Die Zeit von Sebastian Kehl beim BVB ist vorbei. 24 Jahre war er als Spieler und als Manager für die Schwarz-Gelben im Einsatz. Er hat seinen Platz in der Vereinsgeschichte sicher. Aber die hat auch einige Makel, gerade aus den letzten Jahren. Kehl schaffte es nicht, dem BVB Konstanz zu verleihen. Ob auf der Trainerposition oder in der Kaderplanung, Dortmund gab selten ein klares Bild ab.
Um das zu ändern, soll es jetzt einen neuen Impuls geben. Und den hat der Klub auch bitter nötig. Dabei sollten die Verantwortlichen auf drei Aspekte achten – und bei der Kandidatensuche auch einen Blick in die 2. Bundesliga werfen. Denn dort wartet ein echter Coup auf den BVB.
Wichtig für Borussia Dortmund wäre es, eine Person von außen dazuzuholen – ohne „BVB-DNA“. In der jüngeren Vergangenheit entschlossen sich die Entscheidungsträger zu oft für Figuren mit einer Geschichte im Verein. Auf Sportdirektor Michael Zorc folgte Ex-BVB-Spieler Sebastian Kehl, auf Geschäftsführer Hans-Joachim Watzke folgte Ex-BVB-Spieler Lars Ricken. Auf Trainer Edin Terzić folgte Ex-BVB-Spieler Nuri Şahin, und Technischer Direktor wurde Ex-BVB-Scout Sven Mislintat.
Personen zu holen, die den Verein kennen, ist per se nicht schlecht. Es hat auch Vorteile. Sie werden weder von der Wucht des Klubs noch von der leidenschaftlichen Art der Menschen überrascht. Sie bieten den Fans auch ein Stück Identifikation. Sie neigen aber eben auch dazu, die Dinge nicht immer mit klarem Blick zu sehen, hängen an „ihrem“ Klub und lassen sich davon auch in ihren Handlungen beeinflussen. Die Machtkämpfe zwischen Mislintat und Kehl, Spannungen zwischen Ricken und Kehl, der nicht immer gelungene Umgang mit jungen Trainern wie Terzić und Şahin – Borussia Dortmund ist mit der Taktik „Hauptsache BVB-DNA“ zuletzt oft schlecht gefahren. Ein Impuls von außen täte gut. Die Mischung macht es.
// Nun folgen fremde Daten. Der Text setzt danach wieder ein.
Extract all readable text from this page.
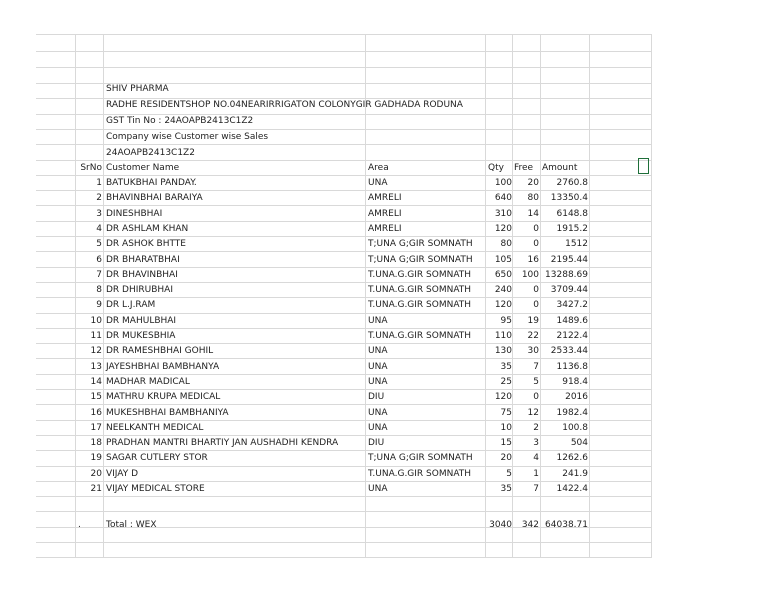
SHIV PHARMA
RADHE RESIDENTSHOP NO.04NEARIRRIGATON COLONYGIR GADHADA RODUNA
GST Tin No : 24AOAPB2413C1Z2
Company wise Customer wise Sales
24AOAPB2413C1Z2
SrNo Customer Name	Area	Qty Free Amount
1 BATUKBHAI PANDAY.	UNA	100	20	2760.8
2 BHAVINBHAI BARAIYA	AMRELI	640	80	13350.4
3 DINESHBHAI	AMRELI	310	14	6148.8
4 DR ASHLAM KHAN	AMRELI	120	0	1915.2
5 DR ASHOK BHTTE	T;UNA G;GIR SOMNATH	80	0	1512
6 DR BHARATBHAI	T;UNA G;GIR SOMNATH	105	16	2195.44
7 DR BHAVINBHAI	T.UNA.G.GIR SOMNATH	650	100 13288.69
8 DR DHIRUBHAI	T.UNA.G.GIR SOMNATH	240	0	3709.44
9 DR L.J.RAM	T.UNA.G.GIR SOMNATH	120	0	3427.2
10 DR MAHULBHAI	UNA	95	19	1489.6
11 DR MUKESBHIA	T.UNA.G.GIR SOMNATH	110	22	2122.4
12 DR RAMESHBHAI GOHIL	UNA	130	30	2533.44
13 JAYESHBHAI BAMBHANYA	UNA	35	7	1136.8
14 MADHAR MADICAL	UNA	25	5	918.4
15 MATHRU KRUPA MEDICAL	DIU	120	0	2016
16 MUKESHBHAI BAMBHANIYA	UNA	75	12	1982.4
17 NEELKANTH MEDICAL	UNA	10	2	100.8
18 PRADHAN MANTRI BHARTIY JAN AUSHADHI KENDRA	DIU	15	3	504
19 SAGAR CUTLERY STOR	T;UNA G;GIR SOMNATH	20	4	1262.6
20 VIJAY D	T.UNA.G.GIR SOMNATH	5	1	241.9
21 VIJAY MEDICAL STORE	UNA	35	7	1422.4
.	Total : WEX	3040	342 64038.71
Ein weiterer Faktor wäre, dass der BVB auf andere Art und Weise zu seiner DNA zurückkehrt. Unter Sportdirektor Michael Zorc zauberte Dortmund ein Toptalent nach dem anderen aus dem Hut. Erling Haaland, Jude Bellingham, Ousmane Dembélé, Jadon Sancho – alles Spieler, die der BVB günstig ein- und teuer verkaufte. Für Bellingham und Dembélé gab es sogar jeweils weit mehr als 100 Millionen Euro. Dortmund galt als der perfekte Klub für die besten Talente der Welt.